Surprisingly, approximately 50% patients are diagnosed during other examinations or treatments, such as endoscopy or sinus surgery. The difference in incidence among sites can be attributed to anatomical specifications. Sinonasal inverted papilloma originates from the Schneiderian membrane covering the nasal cavity except the nasal vestibule and the superior wall of the nasal cavity [11]. The Schneiderian membrane is a nasal mucosal layer of ciliated columnar epithelium with an ectodermal origin [11]. Ectopic migration of this membrane to the pharynx occurs in the order of the nasopharynx, oropharynx, and hypopharynx, considering the distance of each segment from the nasal cavity.

These lesions are generally excised by surgery; however, our review found a recurrence rate of 31.6% (6 of 19), which is considerably higher than that for sinonasal inverted papilloma (endoscopically treated cases, 12%; nonendoscopically treated cases, 20%) [12]. These differences in recurrence rates may be caused by differences in surgical approaches.

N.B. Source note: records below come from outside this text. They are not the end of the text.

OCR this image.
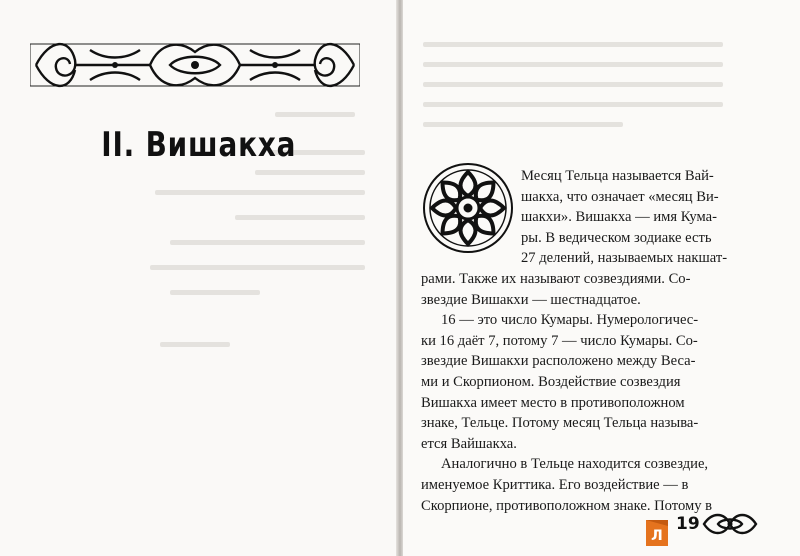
II. Вишакха
Месяц Тельца называется Вай-
шакха, что означает «месяц Ви-
шакхи». Вишакха — имя Кума-
ры. В ведическом зодиаке есть
27 делений, называемых накшат-
рами. Также их называют созвездиями. Со-
звездие Вишакхи — шестнадцатое.
16 — это число Кумары. Нумерологичес-
ки 16 даёт 7, потому 7 — число Кумары. Со-
звездие Вишакхи расположено между Веса-
ми и Скорпионом. Воздействие созвездия
Вишакха имеет место в противоположном
знаке, Тельце. Потому месяц Тельца называ-
ется Вайшакха.
Аналогично в Тельце находится созвездие,
именуемое Криттика. Его воздействие — в
Скорпионе, противоположном знаке. Потому в
Л
19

For example, the pharynx, particularly the nasopharynx, is surrounded by vital structures; therefore, radical excision is impossible. Another reason may be differences in the causative virus.

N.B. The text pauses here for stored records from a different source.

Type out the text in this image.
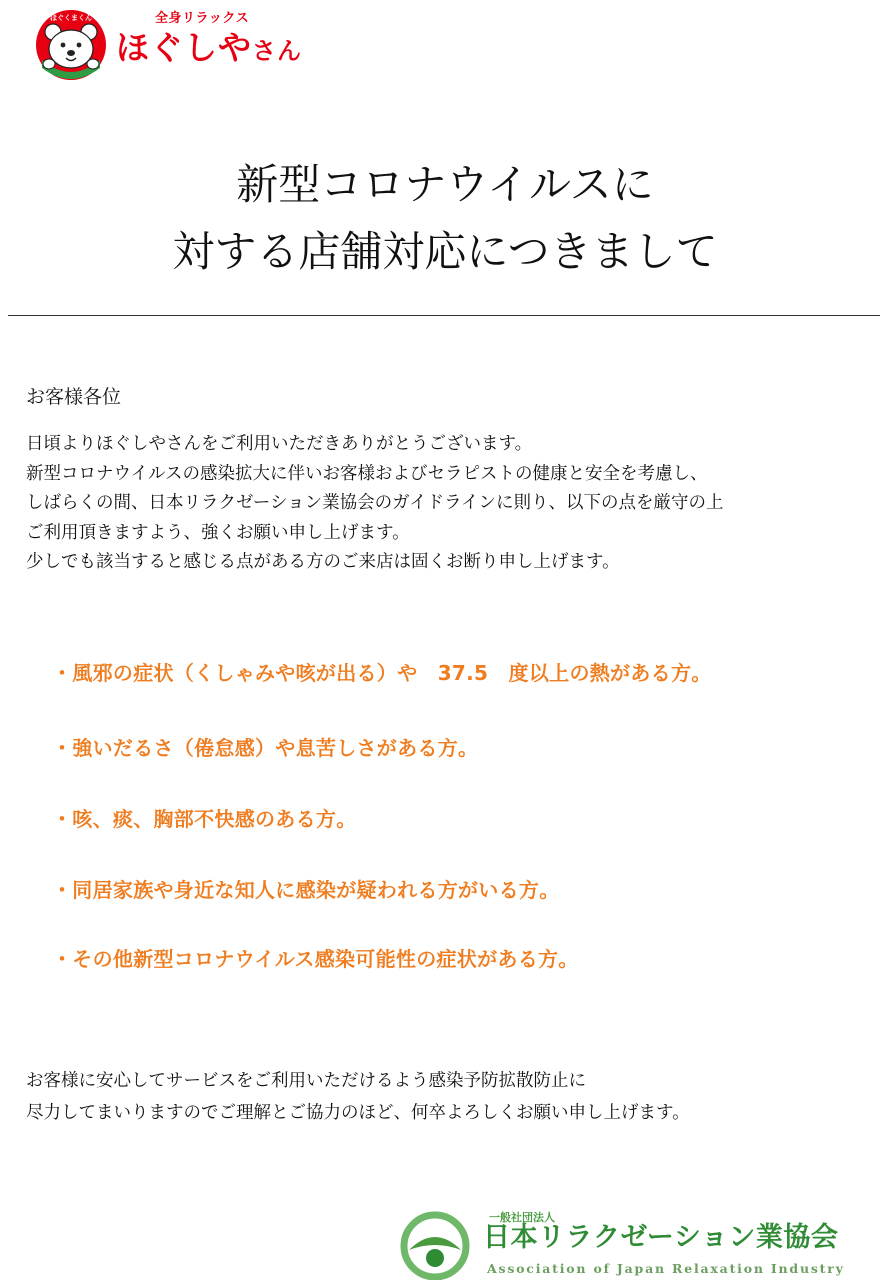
ほぐくまくん	全身リラックス
ほぐしやさん
新型コロナウイルスに
対する店舗対応につきまして
お客様各位

日頃よりほぐしやさんをご利用いただきありがとうございます。

新型コロナウイルスの感染拡大に伴いお客様およびセラピストの健康と安全を考慮し、

しばらくの間、日本リラクゼーション業協会のガイドラインに則り、以下の点を厳守の上

ご利用頂きますよう、強くお願い申し上げます。

少しでも該当すると感じる点がある方のご来店は固くお断り申し上げます。

・風邪の症状（くしゃみや咳が出る）や　37.5　度以上の熱がある方。

・強いだるさ（倦怠感）や息苦しさがある方。

・咳、痰、胸部不快感のある方。

・同居家族や身近な知人に感染が疑われる方がいる方。

・その他新型コロナウイルス感染可能性の症状がある方。

お客様に安心してサービスをご利用いただけるよう感染予防拡散防止に

尽力してまいりますのでご理解とご協力のほど、何卒よろしくお願い申し上げます。

一般社団法人
日本リラクゼーション業協会
Association of Japan Relaxation Industry
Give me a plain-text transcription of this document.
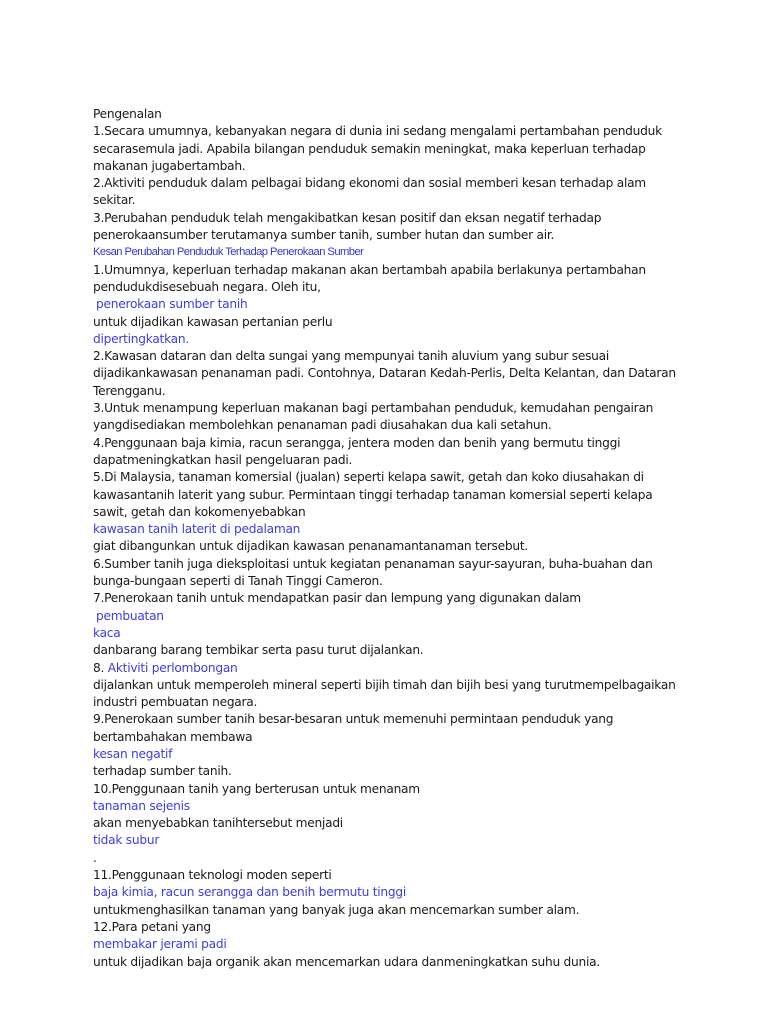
Pengenalan
1.Secara umumnya, kebanyakan negara di dunia ini sedang mengalami pertambahan penduduk
secarasemula jadi. Apabila bilangan penduduk semakin meningkat, maka keperluan terhadap
makanan jugabertambah.
2.Aktiviti penduduk dalam pelbagai bidang ekonomi dan sosial memberi kesan terhadap alam
sekitar.
3.Perubahan penduduk telah mengakibatkan kesan positif dan eksan negatif terhadap
penerokaansumber terutamanya sumber tanih, sumber hutan dan sumber air.
Kesan Perubahan Penduduk Terhadap Penerokaan Sumber
1.Umumnya, keperluan terhadap makanan akan bertambah apabila berlakunya pertambahan
pendudukdisesebuah negara. Oleh itu,
penerokaan sumber tanih
untuk dijadikan kawasan pertanian perlu
dipertingkatkan.
2.Kawasan dataran dan delta sungai yang mempunyai tanih aluvium yang subur sesuai
dijadikankawasan penanaman padi. Contohnya, Dataran Kedah-Perlis, Delta Kelantan, dan Dataran
Terengganu.
3.Untuk menampung keperluan makanan bagi pertambahan penduduk, kemudahan pengairan
yangdisediakan membolehkan penanaman padi diusahakan dua kali setahun.
4.Penggunaan baja kimia, racun serangga, jentera moden dan benih yang bermutu tinggi
dapatmeningkatkan hasil pengeluaran padi.
5.Di Malaysia, tanaman komersial (jualan) seperti kelapa sawit, getah dan koko diusahakan di
kawasantanih laterit yang subur. Permintaan tinggi terhadap tanaman komersial seperti kelapa
sawit, getah dan kokomenyebabkan
kawasan tanih laterit di pedalaman
giat dibangunkan untuk dijadikan kawasan penanamantanaman tersebut.
6.Sumber tanih juga dieksploitasi untuk kegiatan penanaman sayur-sayuran, buha-buahan dan
bunga-bungaan seperti di Tanah Tinggi Cameron.
7.Penerokaan tanih untuk mendapatkan pasir dan lempung yang digunakan dalam
pembuatan
kaca
danbarang barang tembikar serta pasu turut dijalankan.
8. Aktiviti perlombongan
dijalankan untuk memperoleh mineral seperti bijih timah dan bijih besi yang turutmempelbagaikan
industri pembuatan negara.
9.Penerokaan sumber tanih besar-besaran untuk memenuhi permintaan penduduk yang
bertambahakan membawa
kesan negatif
terhadap sumber tanih.
10.Penggunaan tanih yang berterusan untuk menanam
tanaman sejenis
akan menyebabkan tanihtersebut menjadi
tidak subur
.
11.Penggunaan teknologi moden seperti
baja kimia, racun serangga dan benih bermutu tinggi
untukmenghasilkan tanaman yang banyak juga akan mencemarkan sumber alam.
12.Para petani yang
membakar jerami padi
untuk dijadikan baja organik akan mencemarkan udara danmeningkatkan suhu dunia.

Although pharyngeal inverted papilloma is benign, it can show potential malignant transformation, similar to sinonasal inverted papilloma. Our review revealed a malignant transformation rate of 15.4% (4 of 26). The pathological diagnosis was squamous cell carcinoma in three cases and Schneiderian carcinoma in one. The reported rate of malignant transformation for sinonasal inverted papilloma is considerably lower at 8% [13]. Sinonasal inverted papilloma is commonly related to HPV 6, 11, 16, and 18 [14], with the risk of malignant transformation being low with the former two and high with the latter two [14]. HPV is also believed to play a role in the etiology of pharyngeal inverted papilloma. Koilocytes, which are cells with vacuolization around the nucleus and suggest HPV infection, were observed in pathology specimens from our patient and a previous patient [3]. However, to date, HPV DNA has not been investigated in pharyngeal inverted papilloma.

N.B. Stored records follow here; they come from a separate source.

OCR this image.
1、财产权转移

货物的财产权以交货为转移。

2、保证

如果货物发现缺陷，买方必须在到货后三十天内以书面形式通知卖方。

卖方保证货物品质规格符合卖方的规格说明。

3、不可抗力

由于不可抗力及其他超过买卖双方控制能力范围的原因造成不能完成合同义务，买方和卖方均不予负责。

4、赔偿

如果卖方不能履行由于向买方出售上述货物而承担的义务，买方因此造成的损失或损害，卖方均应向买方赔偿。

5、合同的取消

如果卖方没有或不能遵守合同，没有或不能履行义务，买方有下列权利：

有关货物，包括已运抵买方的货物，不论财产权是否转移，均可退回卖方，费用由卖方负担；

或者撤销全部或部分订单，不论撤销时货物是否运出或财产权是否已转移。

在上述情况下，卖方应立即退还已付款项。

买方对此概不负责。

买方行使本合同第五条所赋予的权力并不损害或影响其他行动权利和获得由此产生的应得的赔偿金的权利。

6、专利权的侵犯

HPV induces pharyngeal carcinoma and is most frequently detected in patients with oropharyngeal carcinoma [15], with HPV 16 being the most common. On the other hand, nasopharyngeal and hypopharyngeal carcinomas are rarely associated with HPV [15]. The most common sites of involvement differ between HPV-related pharyngeal carcinoma and pharyngeal inverted papilloma, possibly because of differences in the virus type. Therefore, the types of HPV should be further investigated for clarification of our findings.

4. Conclusion

In conclusion, we present the case of a patient with nasopharyngeal inverted papilloma accompanied by otitis media with effusion, loss, and sore throat. The tumor invaded the parapharyngeal space and disturbed the function of the Eustachian canal. Histopathology confirmed an inverted papilloma with koilocytes, suggesting HPV infection. According to our literature review, the most common site of involvement is the nasopharynx, followed by the oropharynx and hypopharynx. Koilocytes were observed in our patient and a previously reported patient, suggesting the contribution of HPV infection. However, HPV DNA in such cases has not been investigated; further studies are necessary to elucidate the etiology.

Competing Interests

The author declare that he has no competing interests.